Can someone recommend whether to do a Mashout with this? I have never done one, using 10 gallon round cooler with elevated false bottom which has one gallon of space below the false bottom. Based on some tables I've seen I should be able to handle 21.6 lbs of grain and I'm planning on a 10 gallon batch so 17.25 lbs of grain. I THINK I will have space for the Mashout water. I fly sparge and thinking I am extracting too many sugars with my mashing as my mash takes 30-60 minutes to sparge and for the vast majority of that time my mash is at the mash temp. The sparge water is 170 and is sprinkled on the top so the mash never really gets heated up to Mashout temp until the very end I would think.

Mashout is not required for this beer. I have never.
 
I have never had a stuck sparge... Knock knock... After about 7 AG batches. Even after doing an IPA with barley, oats, wheat and rye. I was thinking Mashout to stop conversion? If I did one is the sequence:

Mash end
Add Mashout water and stir in
Wait for grain bed to settle (how long?)
Vorlauf
Lauter and fly sparge (I fly sparge)
 
Did my first AG in my apartment with my own equipment.
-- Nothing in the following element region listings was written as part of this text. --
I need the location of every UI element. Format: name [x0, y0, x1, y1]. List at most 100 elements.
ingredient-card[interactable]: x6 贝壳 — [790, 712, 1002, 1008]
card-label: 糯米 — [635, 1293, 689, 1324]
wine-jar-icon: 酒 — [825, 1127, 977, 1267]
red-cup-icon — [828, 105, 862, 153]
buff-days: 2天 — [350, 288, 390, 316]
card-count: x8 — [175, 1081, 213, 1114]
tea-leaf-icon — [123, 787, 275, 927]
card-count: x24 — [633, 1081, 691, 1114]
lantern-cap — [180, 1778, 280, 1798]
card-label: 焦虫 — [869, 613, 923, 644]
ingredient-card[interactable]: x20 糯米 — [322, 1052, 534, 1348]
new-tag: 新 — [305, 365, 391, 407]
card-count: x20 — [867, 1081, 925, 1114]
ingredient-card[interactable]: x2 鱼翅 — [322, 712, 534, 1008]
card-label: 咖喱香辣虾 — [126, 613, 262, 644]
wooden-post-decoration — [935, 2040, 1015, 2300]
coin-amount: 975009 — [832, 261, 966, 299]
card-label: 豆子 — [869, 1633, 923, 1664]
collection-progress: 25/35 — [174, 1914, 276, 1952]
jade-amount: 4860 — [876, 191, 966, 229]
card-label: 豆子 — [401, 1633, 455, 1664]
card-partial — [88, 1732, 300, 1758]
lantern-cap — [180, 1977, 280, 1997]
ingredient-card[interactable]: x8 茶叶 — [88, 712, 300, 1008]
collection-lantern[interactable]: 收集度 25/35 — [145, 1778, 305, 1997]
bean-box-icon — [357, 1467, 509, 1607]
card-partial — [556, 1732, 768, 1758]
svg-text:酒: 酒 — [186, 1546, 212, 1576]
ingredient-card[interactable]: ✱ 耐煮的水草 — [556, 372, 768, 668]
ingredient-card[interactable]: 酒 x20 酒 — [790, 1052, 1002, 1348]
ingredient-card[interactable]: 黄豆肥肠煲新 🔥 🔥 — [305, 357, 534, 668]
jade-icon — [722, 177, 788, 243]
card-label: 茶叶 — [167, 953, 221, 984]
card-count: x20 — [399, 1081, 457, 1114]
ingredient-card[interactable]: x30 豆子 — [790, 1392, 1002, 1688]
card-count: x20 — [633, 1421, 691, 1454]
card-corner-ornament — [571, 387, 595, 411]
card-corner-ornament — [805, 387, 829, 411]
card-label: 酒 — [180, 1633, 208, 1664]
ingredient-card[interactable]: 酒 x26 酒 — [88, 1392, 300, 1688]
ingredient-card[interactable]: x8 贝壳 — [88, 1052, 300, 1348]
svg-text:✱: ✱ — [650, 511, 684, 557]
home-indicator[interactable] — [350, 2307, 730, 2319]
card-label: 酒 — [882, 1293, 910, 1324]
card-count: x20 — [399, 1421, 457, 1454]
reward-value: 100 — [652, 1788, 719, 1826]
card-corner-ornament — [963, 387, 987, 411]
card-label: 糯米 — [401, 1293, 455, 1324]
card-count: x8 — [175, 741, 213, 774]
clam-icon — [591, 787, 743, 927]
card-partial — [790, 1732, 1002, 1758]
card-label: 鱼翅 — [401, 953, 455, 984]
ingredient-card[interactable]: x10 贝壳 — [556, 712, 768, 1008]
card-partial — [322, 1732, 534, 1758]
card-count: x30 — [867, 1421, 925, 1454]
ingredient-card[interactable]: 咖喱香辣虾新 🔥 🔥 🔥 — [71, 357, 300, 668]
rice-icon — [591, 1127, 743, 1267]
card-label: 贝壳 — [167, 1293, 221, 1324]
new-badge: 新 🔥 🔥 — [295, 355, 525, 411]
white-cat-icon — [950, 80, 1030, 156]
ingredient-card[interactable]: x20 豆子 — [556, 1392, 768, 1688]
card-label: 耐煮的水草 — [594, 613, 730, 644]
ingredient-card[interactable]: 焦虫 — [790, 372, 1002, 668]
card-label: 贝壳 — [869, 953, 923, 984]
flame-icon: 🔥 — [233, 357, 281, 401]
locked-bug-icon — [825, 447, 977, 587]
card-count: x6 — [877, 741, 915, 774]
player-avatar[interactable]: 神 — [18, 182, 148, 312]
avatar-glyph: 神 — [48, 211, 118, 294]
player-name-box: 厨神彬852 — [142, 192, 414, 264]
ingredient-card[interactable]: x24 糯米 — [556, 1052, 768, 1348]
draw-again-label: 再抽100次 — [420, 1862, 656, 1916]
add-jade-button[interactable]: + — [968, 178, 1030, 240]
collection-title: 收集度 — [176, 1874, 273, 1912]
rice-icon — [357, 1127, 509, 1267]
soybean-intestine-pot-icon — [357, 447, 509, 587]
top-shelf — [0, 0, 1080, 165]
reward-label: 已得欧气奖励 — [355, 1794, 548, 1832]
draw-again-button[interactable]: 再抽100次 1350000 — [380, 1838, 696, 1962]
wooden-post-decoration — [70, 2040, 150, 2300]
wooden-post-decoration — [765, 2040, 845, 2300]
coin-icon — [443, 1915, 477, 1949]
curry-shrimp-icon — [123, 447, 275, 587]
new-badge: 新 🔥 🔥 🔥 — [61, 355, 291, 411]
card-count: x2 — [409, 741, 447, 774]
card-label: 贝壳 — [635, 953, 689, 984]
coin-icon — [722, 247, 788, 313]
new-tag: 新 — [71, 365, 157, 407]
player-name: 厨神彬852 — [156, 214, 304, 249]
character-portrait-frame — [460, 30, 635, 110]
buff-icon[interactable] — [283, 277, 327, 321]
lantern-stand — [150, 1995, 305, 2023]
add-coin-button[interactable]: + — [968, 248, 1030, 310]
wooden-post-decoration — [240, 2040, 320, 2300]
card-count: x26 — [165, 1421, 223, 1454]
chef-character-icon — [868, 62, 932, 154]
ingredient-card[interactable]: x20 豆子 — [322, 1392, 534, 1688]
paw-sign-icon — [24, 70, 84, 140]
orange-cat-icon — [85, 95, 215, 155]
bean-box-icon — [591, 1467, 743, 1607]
Seemed to go well. Mashed came in a little lower than I wanted at 148ish. Still hit an OG of 1.041.

Looking forward to this. The color looked fantastic and smelled great.
 
I had this all ready to go and then added some marris otter to boast the ABV up to 4.8 and a bit of extra hops to keep it at the same IBUs.

I brewed it last Sunday and it is coming along fine. (I brewed it for a wedding)

I will have to revisit the recipe as is is here at a later date.